Re: Reducing the overhead of NUMERIC data - Mailing list pgsql-hackers

From Martijn van Oosterhout
Subject Re: Reducing the overhead of NUMERIC data
Date
Msg-id 20051104234026.GF13966@svana.org
Whole thread Raw
In response to Re: Reducing the overhead of NUMERIC data  (Gregory Maxwell <gmaxwell@gmail.com>)
Responses Re: Reducing the overhead of NUMERIC data
List pgsql-hackers
On Fri, Nov 04, 2005 at 02:58:05PM -0500, Gregory Maxwell wrote:
> The correct question to ask is something like "Does it support non-bmp
> characters?" or "Does it really support UTF-16 or just UCS2?"
>
> UTF-16 is (now) a variable width encoding which is a strict superset
> of UCS2 which allows the representation of all Unicode characters.
> UCS2 is fixed width and only supports characters from the basic
> multilingual plane.  UTF-32 and UCS4 are (now) effectively the same
> thing and can represent all unicode characters with a 4 byte fixed
> length word.

It's all on their website:

: How is a Unicode string represented in ICU?
:
: A Unicode string is currently represented as UTF-16 by default. The
: endianess of UTF-16 is platform dependent. You can guarantee the
: endianess of UTF-16 by using a converter. UTF-16 strings can be
: converted to other Unicode forms by using a converter or with the UTF
: conversion macros.
:
: ICU does not use UCS-2. UCS-2 is a subset of UTF-16. UCS-2 does not
: support surrogates, and UTF-16 does support surrogates. This means
: that UCS-2 only supports UTF-16's Base Multilingual Plane (BMP). The
: notion of UCS-2 is deprecated and dead. Unicode 2.0 in 1996 changed
: its default encoding to UTF-16.
<snip>
: What is the performance difference between UTF-8 and UTF-16?
:
: Most of the time, the memory throughput of the hard drive and RAM is
: the main performance constraint. UTF-8 is 50% smaller than UTF-16 for
: US-ASCII, but UTF-8 is 50% larger than UTF-16 for East and South
: Asian scripts. There is no memory difference for Latin extensions,
: Greek, Cyrillic, Hebrew, and Arabic.
<snip>
http://icu.sourceforge.net/userguide/icufaq.html

: Using UTF-8 strings with ICU
:
: As mentioned in the overview of this chapter, ICU and most other
: Unicode-supporting software uses 16-bit Unicode for internal
: processing. However, there are circumstances where UTF-8 is used
: instead. This is usually the case for software that does little or no
: processing of non-ASCII characters, and/or for APIs that predate
: Unicode, use byte-based strings, and cannot be changed or replaced
: for various reasons.
<snip>
: While ICU does not natively use UTF-8 strings, there are many ways to
: work with UTF-8 strings and ICU. The following list is probably
: incomplete.
http://icu.sourceforge.net/userguide/strings.html#strings

Basically you use a "converter" to process the UTF-8 strings,
prusumably converting them to UTF-16 (which is not UCS-2 as noted
above). UTF-32 needs a converter also, so no point using that either.

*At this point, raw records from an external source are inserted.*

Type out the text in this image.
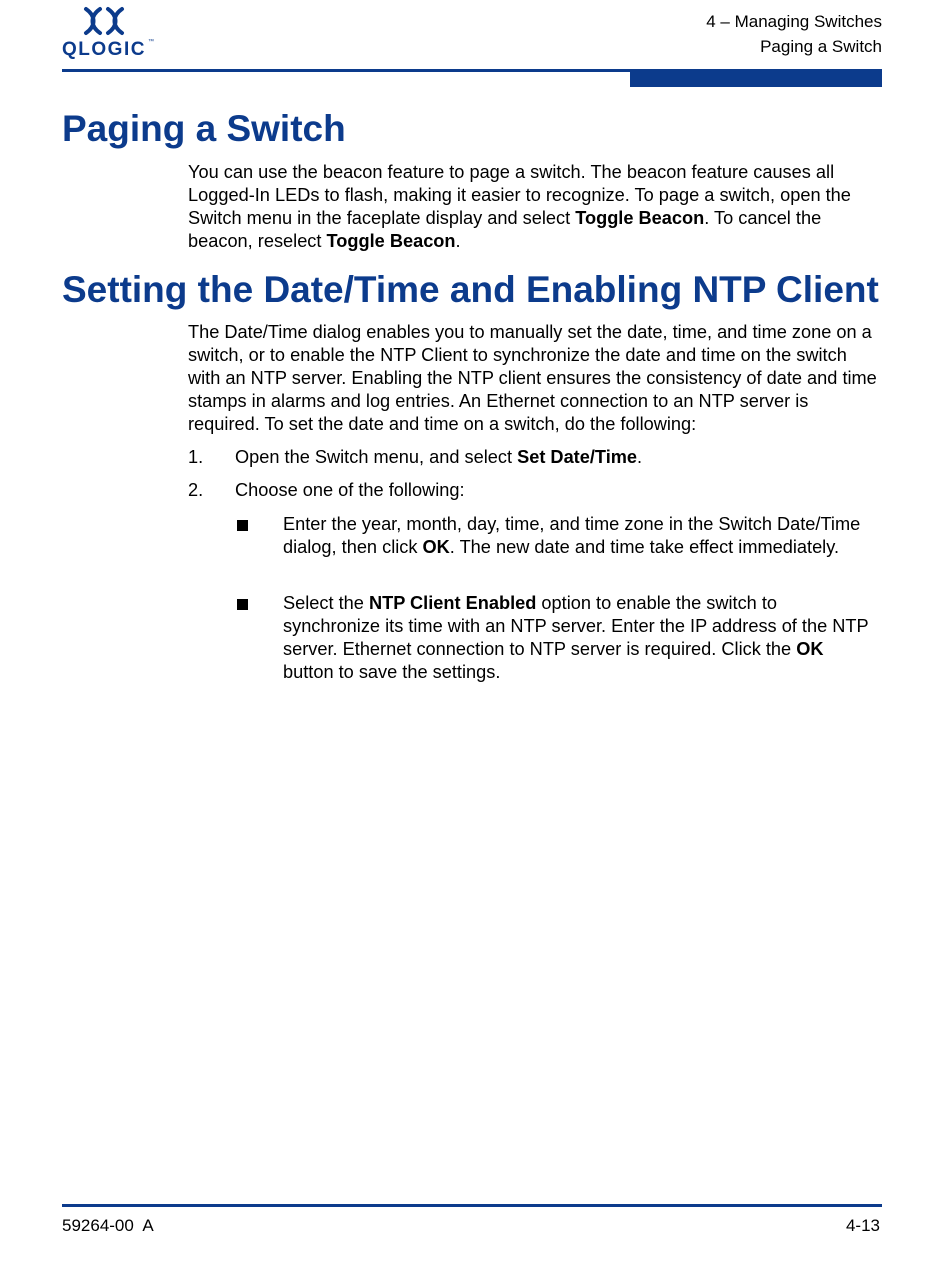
QLOGIC ™
4 – Managing Switches
Paging a Switch
Paging a Switch

You can use the beacon feature to page a switch. The beacon feature causes all Logged-In LEDs to flash, making it easier to recognize. To page a switch, open the Switch menu in the faceplate display and select Toggle Beacon. To cancel the beacon, reselect Toggle Beacon.

Setting the Date/Time and Enabling NTP Client

The Date/Time dialog enables you to manually set the date, time, and time zone on a switch, or to enable the NTP Client to synchronize the date and time on the switch with an NTP server. Enabling the NTP client ensures the consistency of date and time stamps in alarms and log entries. An Ethernet connection to an NTP server is required. To set the date and time on a switch, do the following:

1. Open the Switch menu, and select Set Date/Time.
2. Choose one of the following:
Enter the year, month, day, time, and time zone in the Switch Date/Time dialog, then click OK. The new date and time take effect immediately.
Select the NTP Client Enabled option to enable the switch to synchronize its time with an NTP server. Enter the IP address of the NTP server. Ethernet connection to NTP server is required. Click the OK button to save the settings.
59264-00  A	4-13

> The code can demand UTF-16 but still be fine for non-BMP characters.
> However, many things which claim to support UTF-16 really only support
> UCS2 or at least have bugs in their handling of non-bmp characters.
> Software that supports UTF-8 is somewhat more likely to support
> non-bmp characters correctly since the variable length code paths get
> more of a workout in many environments. :)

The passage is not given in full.